It is important in differential geometry that the space of derivations at a point $p\in V$ (where $V$ is a finite-dimensional real vector space) is isomorphic to the space of partial derivatives (or velocity vectors) at $p$. This can be proven using a very weak version of Taylor's theorem, which is the approach taken in Tu's "Intro to Manifolds" and described here.
Meanwhile it has also been described in theseposts how Taylor's theorem can be stated in a completely coordinate-free form. Therefore, it is natural to suspect that Tu's proof can also be rewritten in a coordinate-free form. However, I can't see how to actually carry this out.
Tu's proof uses the following version of Taylor's theorem.

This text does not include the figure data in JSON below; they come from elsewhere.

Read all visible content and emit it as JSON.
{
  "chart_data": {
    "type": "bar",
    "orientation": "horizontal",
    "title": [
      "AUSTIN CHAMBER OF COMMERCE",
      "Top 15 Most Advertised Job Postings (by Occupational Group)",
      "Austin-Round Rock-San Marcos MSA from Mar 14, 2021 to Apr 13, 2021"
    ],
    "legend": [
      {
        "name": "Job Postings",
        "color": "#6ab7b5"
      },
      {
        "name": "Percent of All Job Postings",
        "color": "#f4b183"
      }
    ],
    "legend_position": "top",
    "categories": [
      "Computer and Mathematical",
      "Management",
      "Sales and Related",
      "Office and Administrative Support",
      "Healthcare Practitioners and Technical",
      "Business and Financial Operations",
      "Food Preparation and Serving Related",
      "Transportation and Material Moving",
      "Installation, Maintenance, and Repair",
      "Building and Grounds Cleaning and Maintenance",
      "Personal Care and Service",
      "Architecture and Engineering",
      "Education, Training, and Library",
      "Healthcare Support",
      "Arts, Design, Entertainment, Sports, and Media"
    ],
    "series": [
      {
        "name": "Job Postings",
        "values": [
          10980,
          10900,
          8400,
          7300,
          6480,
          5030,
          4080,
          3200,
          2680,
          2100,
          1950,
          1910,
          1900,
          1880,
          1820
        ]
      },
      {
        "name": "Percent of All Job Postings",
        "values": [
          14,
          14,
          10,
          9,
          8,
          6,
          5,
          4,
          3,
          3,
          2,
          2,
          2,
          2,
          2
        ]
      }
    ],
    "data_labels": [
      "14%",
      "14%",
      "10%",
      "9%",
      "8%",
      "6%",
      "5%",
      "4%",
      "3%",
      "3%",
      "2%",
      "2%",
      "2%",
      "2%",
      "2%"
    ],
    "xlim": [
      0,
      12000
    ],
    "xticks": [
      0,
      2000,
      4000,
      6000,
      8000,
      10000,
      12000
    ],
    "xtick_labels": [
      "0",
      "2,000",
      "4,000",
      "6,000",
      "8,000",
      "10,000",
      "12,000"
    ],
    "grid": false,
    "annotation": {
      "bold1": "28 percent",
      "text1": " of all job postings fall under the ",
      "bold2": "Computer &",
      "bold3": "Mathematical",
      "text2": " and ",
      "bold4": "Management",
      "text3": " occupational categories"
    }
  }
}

$$f(x) = f(p) + \sum (x^i - p^i)g_i(x) \qquad g_i(p) = \frac{\partial f}{\partial x^i}(p)$$
Meanwhile the coordinate-free version of the same theorem would look something like
$$f(x) = f(p) + \tilde{g}(x - p), \qquad \tilde{g}(x - p) = o(\|x - p\|).$$
Tu's approach seems to rely explicitly on the ability to express $\tilde{g}$ as a sum of products $(x^i - p^i)g_i(x),$ and I can't figure out whether this idea (and the remainder of the proof) can be expressed without coordinates.